Sempre vai haver a ponderação de que determinadas pessoas estão propensas a dizer sim a qualquer dessas afirmações simplesmente porque não gostam dos nomes mencionados. Também é óbvio que teorias conspiratórias e bizarrices sobre pessoas públicas sempre tiveram tração, mesmo antes da Internet. Agora, além de deixar rastro, há velocidade.
Um exemplo foi a onda de desconfiança de que o atentado contra Bolsonaro tenha sido real. Já é danoso o suficiente pensar que caminhamos para um cenário de “apocalipse da informação“, onde cada um acredita no que quer e recebe informações e propaganda política customizadas. Há, no entanto, uma camada a mais quando vemos claramente uma campanha coordenada e deliberada de atores políticos como Hasselmann e Olavo de Carvalho, com enorme poder de difusão nas mãos, para produzir objetivos específicos.
Os limites entre o que é falso, distorcido e o que é opinião sempre estiveram em debate e estão mais ainda. Mas, o que fazer, então? Simplesmente lavar as mãos e ignorar os imensos incentivos para praticar desinformação?

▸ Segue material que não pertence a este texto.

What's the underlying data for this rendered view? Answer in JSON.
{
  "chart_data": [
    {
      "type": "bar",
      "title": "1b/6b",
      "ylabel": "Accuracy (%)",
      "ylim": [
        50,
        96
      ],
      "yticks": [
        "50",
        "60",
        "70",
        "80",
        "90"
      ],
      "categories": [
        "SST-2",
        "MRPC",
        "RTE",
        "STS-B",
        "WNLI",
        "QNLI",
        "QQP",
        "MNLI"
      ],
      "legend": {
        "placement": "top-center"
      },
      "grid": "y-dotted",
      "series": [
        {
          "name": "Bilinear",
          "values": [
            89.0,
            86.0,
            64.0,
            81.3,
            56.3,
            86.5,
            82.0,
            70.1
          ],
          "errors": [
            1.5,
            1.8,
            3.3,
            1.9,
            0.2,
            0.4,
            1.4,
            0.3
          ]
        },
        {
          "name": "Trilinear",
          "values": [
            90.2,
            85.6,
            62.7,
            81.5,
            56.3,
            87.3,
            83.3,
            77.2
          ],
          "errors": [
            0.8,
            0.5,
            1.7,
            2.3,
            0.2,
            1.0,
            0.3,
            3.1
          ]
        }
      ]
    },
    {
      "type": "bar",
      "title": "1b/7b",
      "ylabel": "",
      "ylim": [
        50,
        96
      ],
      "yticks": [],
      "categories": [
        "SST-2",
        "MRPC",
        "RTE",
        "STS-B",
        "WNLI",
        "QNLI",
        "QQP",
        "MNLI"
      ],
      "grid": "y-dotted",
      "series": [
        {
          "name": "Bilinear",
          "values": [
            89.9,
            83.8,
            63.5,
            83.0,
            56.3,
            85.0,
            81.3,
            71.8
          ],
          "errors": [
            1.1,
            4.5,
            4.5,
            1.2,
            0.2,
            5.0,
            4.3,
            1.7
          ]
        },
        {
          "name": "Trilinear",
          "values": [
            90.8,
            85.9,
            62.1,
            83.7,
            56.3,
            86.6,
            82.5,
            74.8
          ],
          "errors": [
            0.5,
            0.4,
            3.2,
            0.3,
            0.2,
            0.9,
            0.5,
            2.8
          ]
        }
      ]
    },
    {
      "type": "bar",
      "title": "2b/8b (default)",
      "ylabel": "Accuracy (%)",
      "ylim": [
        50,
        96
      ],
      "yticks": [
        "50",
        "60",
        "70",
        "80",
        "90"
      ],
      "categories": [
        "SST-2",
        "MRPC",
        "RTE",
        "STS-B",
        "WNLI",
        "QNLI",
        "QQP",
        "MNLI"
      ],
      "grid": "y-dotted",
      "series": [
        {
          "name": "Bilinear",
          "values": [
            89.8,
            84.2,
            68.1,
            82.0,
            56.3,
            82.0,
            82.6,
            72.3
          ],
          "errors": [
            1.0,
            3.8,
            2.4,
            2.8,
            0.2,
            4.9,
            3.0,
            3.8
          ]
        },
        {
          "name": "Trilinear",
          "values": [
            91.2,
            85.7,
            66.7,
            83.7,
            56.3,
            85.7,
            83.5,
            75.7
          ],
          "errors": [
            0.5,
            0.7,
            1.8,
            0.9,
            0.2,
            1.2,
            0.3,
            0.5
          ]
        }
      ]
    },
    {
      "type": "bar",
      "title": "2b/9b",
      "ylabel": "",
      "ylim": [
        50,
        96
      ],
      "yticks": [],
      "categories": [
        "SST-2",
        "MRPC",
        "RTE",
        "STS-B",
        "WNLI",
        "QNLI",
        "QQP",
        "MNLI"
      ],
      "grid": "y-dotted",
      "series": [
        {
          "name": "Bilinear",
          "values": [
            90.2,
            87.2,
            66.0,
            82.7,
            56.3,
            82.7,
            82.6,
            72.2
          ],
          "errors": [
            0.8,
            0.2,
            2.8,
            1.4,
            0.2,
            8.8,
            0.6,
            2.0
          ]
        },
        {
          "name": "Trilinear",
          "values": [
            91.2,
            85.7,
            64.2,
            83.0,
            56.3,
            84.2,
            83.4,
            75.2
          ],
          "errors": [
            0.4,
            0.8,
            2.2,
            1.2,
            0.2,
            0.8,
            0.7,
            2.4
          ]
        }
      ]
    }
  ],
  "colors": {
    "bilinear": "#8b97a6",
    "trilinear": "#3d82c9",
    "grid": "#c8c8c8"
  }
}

Não há de se desconsiderar o talento para redes de Bolsonaro e sua equipe –entenderam como ninguém como produzir proximidade a partir da precariedade e até a escatologia para forjar o nome do PSL como um genuíno fenômeno popular. Mas cabe perguntar se a campanha do capitão reformado do Exército teria alcançado tanto apelo orgânico sem esse tipo de jogada. Causa desconcerto que uma Justiça eleitoral e um sistema tão restritivo, que cronometra tempo de propaganda na TV, tenha aprovado no apagar das luzes uma regulação para redes sociais. Mais: tenha liberado disparos em massa no WhatsApp, esperando que os atores políticos iam se conter a dados apenas eleitores cadastrados num ambiente em que circulam bases de dados ilegais. Parece no mínimo inconsequente.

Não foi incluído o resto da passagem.